Cerchiamo di fare chiarezza. La Grecia ha due problemi: fare quadrare annualmente i conti fra entrate e uscite correnti e pagare le rate di capitale in scadenza. A pesare negativamente sul primo capitolo ci stanno gli interessi. Più questa voce è alta, più sacrifici debbono fare i cittadini per fare tornare i conti. La posizione dell’Unione Europea è che debbono essere fatti tutti i sacrifici che servono per coprire con le tasse anche gli interessi. Questo afferma il fiscal compact quando obbliga al pareggio di bilancio e su questo le forze progressiste dicono no se il prezzo da pagare è la decurtazione dei diritti dei cittadini. Un no altrettanto netto lo ha affermato il popolo greco con l’esito referendario del 5 luglio. Ma il grande problema che si apre subito dopo, è cosa ne facciamo degli interessi che rimangono scoperti. Qui ci sono varie possibilità che dipendono dalla forza, dall’assetto monetario e dalla volontà popolare. Se il debito fosse verso soggetti interni e ci fosse sovranità monetaria, il problema potrebbe essere risolto con l’emissione di nuova moneta. In fondo gli interessi sarebbero ripagati con l’inflazione. In alternativa, si può decidere di non pagare gli interessi scoperti, ma per farlo ci vuole grande determinazione popolare e grande capacità di tenere testa ai debitori. La Grecia evidentemente non è né in una posizione né nell’altra. Non può stampare nuova moneta perché l’euro è gestito da una forza esterna che si chiama BCE; non ha la forza di fare il muso duro con Fondo Monetario e altre istituzioni sue creditrici. E allora come ha risolto fino ad ora il problema: nell’unico modo possibile, che però è anche il peggiore. Ossia facendo nuovo debito. E’ il famoso debito a breve che ha aperto prevalentemente con le sue banche interne, ed è questo uno dei problemi immediati più gravi che ha la Grecia. Questo tema, però, ci porta sull’altro versante, quello del capitale.

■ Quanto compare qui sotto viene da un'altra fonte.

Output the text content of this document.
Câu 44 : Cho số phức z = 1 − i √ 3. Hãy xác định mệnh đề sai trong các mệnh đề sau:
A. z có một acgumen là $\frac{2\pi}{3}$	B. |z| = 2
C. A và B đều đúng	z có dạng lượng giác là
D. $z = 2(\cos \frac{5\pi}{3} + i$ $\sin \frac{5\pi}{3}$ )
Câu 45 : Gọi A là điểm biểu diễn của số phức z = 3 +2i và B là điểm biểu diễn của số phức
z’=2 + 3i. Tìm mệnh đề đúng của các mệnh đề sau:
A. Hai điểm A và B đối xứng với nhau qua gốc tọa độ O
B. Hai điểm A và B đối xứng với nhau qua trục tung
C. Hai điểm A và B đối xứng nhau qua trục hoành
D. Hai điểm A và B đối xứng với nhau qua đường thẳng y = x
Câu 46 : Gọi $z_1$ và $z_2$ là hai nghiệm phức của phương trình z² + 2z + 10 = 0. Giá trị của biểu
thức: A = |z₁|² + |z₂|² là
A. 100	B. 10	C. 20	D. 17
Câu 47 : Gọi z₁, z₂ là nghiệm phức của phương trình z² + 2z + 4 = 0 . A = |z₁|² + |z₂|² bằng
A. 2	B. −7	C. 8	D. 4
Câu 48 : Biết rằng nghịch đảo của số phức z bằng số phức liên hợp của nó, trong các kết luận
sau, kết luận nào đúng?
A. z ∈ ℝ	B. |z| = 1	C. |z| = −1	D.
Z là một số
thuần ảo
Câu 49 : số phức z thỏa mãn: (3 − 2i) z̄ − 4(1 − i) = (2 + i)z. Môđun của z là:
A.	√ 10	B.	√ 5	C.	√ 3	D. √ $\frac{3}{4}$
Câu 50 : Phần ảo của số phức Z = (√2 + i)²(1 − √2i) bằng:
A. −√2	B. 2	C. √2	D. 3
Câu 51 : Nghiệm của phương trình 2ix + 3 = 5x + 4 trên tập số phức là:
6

Al 31 marzo 2015, il debito pubblico greco ammonta a 313 miliardi di cui 231 (73%) verso il Fondo Monetario, governi e altre istituzione europee. Soldi sborsati fra il 2010 e il 2011 per saldare le banche tedesche e francesi rimaste intrappolate nell’insolvenza greca. Il restante 27% è debito emesso sotto forma di titoli del tesoro a scadenza più o meno breve, per fare fronte alle esigenze di cassa. Titoli comprati in piccola parte da investitori privati internazionali e in misura ben più ampia dalle banche greche. Ma i titoli del tesoro sono cedibili, per cui non è detto che debbano rimanere nelle mani del primo acquirente fino a scadenza. In effetti guardando dove si trovano oggi i titoli emessi dal governo greco, scopriamo che una discreta quantità sono finiti nella pancia della Banca Centrale Europea, in parte perché acquistati dai privati (circa 20 miliardi), in parte perché accettati come garanzia offerta dalle banche greche in cambio di prestiti e di liquidità. Complessivamente il debito a breve rappresentato dai titoli di stato ammonta a 81 miliardi, 22 dei quali giungono a scadenza quest’anno, il resto nei prossimi due o tre anni. Sommato alle altre quote di capitale in scadenza, il totale che la Grecia deve restituire quest’anno ammonta a 38 miliardi.
Entro il 20 luglio vengono a scadenza 3 miliardi posseduti dalla BCE e vari altri intestati alle banche greche. Ma il governo greco non li ha. La parte dovuta alla Bce può decidere di non pagarla come ha già fatto a fine giugno col Fondo Monetario. E’ solo un problema di forza e di volontà. Ma se non restituisce i soldi alle banche, apre una problema ben più ampio che non riguarda solo gli azionisti delle banche greche. Nel nostro sistema mercantile le banche sono l’apparato che garantisce liquidità all’intero sistema economico. Se vanno a secco o in avaria, si disidrata l’intero sistema economico. Oggi le banche greche sono in profonda difficoltà per tre ragioni: non ricevono liquidità dalla Banca Centrale Europea perché non accetta in garanzie i titoli del governo greco ritenuto inaffidabile, hanno perso miliardi di depositi privati esportati all’estero o messi sotto il materasso o nelle cassette di sicurezza, non ricevono la restituzione dei crediti che vantano nei confronti dello stato greco. La questione bancaria è la patata più bollente che Tsipras ha fra le mani ed ha due scelte di fronte a se. La prima: esce dall’euro, azzera tutti i suoi debiti e garantisce al suo sistema economico una nuova moneta autogestita. Operazione fattibile che però dovrebbe mettere in conto un discreto isolamento economico con conseguente necessità di trovare altri partner sullo scacchiere mondiale e un discreto malcontento popolare dovuto ad una riduzione del valore dei risparmi e del potere d’acquisto. L’alternativa è rimanere nell’euro ma ottenere dai partner europei la copertura dei titoli in scadenza per permettere alle proprie banche di sopravvivere. Dunque non l’accensione di nuovo debito, ma uno spostamento crescente verso le istituzioni europee. Tsipras sta tentando questa carta e per vincerla ha offerto ai partner europei l’accettazione delle condizioni a cui il popolo greco ha detto no. Il che sembra un totale tradimento. E forse lo è, ma attenuato se consideriamo che Tsipras ha cambiato i termini di scambio. Se prima valevano per ottenere 8 miliardi, ora Tsipras le offre per ottenere 50 miliardi in tre anni.
Forse Tsipras dovrebbe fare un nuovo referendum, ma intanto sarà la risposta dell’Europa a imprimere il corso agli eventi.